1. ## Epsilon (Did I do this correctly)

I have a problem that says

f(x)= x^2 L=4 Xo= -2 e= 0.5

I have to find the value of delta.

Do I start by setting it up as

-.5 < x^2 -4 < .5??

sq root 3.5 < x < sq root 4.5

Then I take the larger absolute value of the 2....

sq root 4.5 - 2 = .12

Did I do this problem correctly?

2. You are correct in performing reversible operations all the way up to

$3.5 < x^2 < 4.5.$

Here, we must remember that $x$ could be positive or negative, and therefore that

$\sqrt{x^2}=|x|,$ not $x.$

Hence, we have

$\sqrt{3.5} < |x| < \sqrt{4.5}.$

3. Originally Posted by KarlosK
I have a problem that says

f(x)= x^2 L=4 Xo= -2 e= 0.5

I have to find the value of delta.

Do I start by setting it up as

-.5 < x^2 -4 < .5??

sq root 3.5 < x < sq root 4.5

Then I take the larger absolute value of the 2....

sq root 4.5 - 2 = .12

Did I do this problem correctly?
Take δ =1/2 => |x-(-2)| =|x+2|<1/2 => |x+2|<1 => |x|-2<1 => |x|<-1 =>|x|+2<1 => |x-2|<1 => |x+2||x-2|<1/2 => $|x^2-4|<\frac{1}{2}$

4. In the future, please state the problem completely.

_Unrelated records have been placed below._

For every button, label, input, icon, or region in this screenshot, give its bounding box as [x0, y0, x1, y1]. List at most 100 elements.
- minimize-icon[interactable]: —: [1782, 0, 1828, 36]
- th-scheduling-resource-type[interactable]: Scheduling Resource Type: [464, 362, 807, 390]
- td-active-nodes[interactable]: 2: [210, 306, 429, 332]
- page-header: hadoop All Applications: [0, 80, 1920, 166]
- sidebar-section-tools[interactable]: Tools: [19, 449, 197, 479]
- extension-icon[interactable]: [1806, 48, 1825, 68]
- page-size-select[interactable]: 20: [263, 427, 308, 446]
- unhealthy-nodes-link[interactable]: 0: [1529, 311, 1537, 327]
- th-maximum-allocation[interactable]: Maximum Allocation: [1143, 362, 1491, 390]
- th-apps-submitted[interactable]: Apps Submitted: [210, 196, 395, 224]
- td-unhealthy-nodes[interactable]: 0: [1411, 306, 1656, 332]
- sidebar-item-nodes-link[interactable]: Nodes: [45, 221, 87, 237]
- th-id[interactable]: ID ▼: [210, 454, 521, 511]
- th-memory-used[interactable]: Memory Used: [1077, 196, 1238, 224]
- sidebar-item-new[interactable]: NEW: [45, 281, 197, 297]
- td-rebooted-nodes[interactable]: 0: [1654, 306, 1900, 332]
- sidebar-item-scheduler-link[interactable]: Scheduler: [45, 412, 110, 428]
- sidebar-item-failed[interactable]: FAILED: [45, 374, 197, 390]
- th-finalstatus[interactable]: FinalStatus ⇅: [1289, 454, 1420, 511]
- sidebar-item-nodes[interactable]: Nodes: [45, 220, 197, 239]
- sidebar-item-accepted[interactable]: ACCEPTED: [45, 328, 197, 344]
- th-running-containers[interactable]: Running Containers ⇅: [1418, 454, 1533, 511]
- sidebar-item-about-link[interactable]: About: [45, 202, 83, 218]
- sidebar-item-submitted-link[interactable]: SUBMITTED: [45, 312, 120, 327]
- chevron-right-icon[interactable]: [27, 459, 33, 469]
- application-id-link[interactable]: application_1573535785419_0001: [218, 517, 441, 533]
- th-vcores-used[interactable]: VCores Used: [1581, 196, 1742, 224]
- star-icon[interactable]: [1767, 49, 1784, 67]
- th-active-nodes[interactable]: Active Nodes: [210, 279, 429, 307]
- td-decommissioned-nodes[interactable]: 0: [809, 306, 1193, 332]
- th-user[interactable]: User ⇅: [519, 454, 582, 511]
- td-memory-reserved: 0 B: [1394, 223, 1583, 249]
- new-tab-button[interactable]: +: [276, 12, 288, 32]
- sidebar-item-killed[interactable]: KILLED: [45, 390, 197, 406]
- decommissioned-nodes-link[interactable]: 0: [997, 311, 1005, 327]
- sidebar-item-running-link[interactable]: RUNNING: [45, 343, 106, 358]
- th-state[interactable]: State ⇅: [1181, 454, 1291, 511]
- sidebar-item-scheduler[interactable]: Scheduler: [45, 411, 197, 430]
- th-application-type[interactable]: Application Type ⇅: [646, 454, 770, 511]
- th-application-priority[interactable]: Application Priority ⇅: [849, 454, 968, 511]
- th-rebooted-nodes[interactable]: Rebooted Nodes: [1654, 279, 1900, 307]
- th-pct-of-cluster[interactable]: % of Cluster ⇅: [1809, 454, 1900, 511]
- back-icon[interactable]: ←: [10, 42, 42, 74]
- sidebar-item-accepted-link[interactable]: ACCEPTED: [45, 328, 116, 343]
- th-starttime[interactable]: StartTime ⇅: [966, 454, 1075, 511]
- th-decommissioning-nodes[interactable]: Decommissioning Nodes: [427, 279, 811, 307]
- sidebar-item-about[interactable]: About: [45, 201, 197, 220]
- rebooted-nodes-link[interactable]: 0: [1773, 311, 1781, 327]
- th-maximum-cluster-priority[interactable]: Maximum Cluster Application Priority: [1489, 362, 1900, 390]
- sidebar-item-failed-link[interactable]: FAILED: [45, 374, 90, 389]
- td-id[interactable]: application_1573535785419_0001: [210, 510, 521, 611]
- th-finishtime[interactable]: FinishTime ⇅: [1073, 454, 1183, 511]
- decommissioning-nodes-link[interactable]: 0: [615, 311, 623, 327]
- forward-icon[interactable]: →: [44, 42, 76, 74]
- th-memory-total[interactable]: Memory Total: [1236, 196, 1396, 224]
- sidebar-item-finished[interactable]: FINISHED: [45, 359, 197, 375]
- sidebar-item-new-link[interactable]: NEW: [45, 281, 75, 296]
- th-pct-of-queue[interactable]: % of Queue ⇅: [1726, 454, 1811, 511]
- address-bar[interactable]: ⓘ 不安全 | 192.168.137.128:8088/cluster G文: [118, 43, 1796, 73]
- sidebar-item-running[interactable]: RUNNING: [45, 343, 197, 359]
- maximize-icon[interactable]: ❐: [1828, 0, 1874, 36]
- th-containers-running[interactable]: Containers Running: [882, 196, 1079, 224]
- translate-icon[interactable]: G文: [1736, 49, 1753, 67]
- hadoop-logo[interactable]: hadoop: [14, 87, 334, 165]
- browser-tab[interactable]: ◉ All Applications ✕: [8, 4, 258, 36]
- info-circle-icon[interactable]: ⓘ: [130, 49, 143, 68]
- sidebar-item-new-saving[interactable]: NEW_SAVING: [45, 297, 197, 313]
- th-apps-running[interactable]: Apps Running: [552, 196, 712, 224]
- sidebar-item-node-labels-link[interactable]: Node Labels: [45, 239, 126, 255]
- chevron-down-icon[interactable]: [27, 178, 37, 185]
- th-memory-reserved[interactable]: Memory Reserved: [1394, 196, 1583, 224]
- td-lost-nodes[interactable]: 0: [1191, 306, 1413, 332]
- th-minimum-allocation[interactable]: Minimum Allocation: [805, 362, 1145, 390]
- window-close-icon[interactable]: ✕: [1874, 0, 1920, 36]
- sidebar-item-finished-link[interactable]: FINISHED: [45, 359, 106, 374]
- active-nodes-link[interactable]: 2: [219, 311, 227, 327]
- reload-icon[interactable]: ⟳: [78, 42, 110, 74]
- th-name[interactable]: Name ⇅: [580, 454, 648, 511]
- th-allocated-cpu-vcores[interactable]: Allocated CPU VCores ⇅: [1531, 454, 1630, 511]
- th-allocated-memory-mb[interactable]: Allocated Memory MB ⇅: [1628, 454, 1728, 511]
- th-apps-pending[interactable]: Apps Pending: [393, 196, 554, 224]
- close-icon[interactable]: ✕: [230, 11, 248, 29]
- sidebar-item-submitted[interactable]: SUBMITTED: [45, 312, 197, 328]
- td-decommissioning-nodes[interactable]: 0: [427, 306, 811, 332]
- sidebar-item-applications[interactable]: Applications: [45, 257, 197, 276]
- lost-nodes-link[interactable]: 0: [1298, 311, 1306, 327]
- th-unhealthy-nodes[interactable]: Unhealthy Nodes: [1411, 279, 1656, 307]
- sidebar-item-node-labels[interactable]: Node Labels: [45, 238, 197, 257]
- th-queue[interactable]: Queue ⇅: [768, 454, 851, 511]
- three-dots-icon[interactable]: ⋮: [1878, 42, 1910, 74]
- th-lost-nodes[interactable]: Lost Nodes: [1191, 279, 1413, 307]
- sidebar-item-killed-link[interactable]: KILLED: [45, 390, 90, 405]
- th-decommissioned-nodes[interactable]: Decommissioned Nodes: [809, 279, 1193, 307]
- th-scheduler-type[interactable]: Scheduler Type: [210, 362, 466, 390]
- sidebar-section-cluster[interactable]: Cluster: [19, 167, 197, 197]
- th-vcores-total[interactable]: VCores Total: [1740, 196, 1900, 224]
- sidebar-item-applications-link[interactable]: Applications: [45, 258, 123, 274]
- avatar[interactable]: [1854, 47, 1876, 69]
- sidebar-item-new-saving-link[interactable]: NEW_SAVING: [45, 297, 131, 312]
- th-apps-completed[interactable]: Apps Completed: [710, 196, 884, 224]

People who reponded guessed that you mean "Find $\delta> 0$ such that is $|x- 2|< \delta$ then $|x^2- 4|< \epsilon$" but they shouldn't have to guess!

And, of course, there exist an infinite number of answers to that question!

5. Originally Posted by HallsofIvy
In the future, please state the problem completely. People who reponded guessed that you mean "Find $\delta> 0$ such that is $|x- 2|< \delta$ then $|x^2- 4|< \epsilon$" but they shouldn't have to guess!

And, of course, there exist an infinite number of answers to that question!
I copied the problem exactly how it was worded in the book. I come on here to get math help, not to be talked down to. That would be like me saying please spell check your answer before posting it afterall I assume you meant responded by "reponded"

6. Originally Posted by KarlosK
f(x)= x^2 L=4 Xo= -2 e= 0.5
Start with bounding $|x+2|$ by 1. Why do that? Because $(x+2)$ is the other factor in $x^2-4$.
$\left| {x + 2} \right| < 1 \Rightarrow - 3 < x < - 1 \Rightarrow - 5 < x - 2 < - 3 \Rightarrow \left| {x - 2} \right| < 5$.
Find a delta that works $\delta = \frac{{0.5}}{5} = 0.1$
Note that if $|x+2|<\delta<1$ we get what we want.
$\left| {x^2 - 4} \right| = \left| {x - 2} \right|\left| {x + 2} \right| < (5)(0.1) = 0.5$.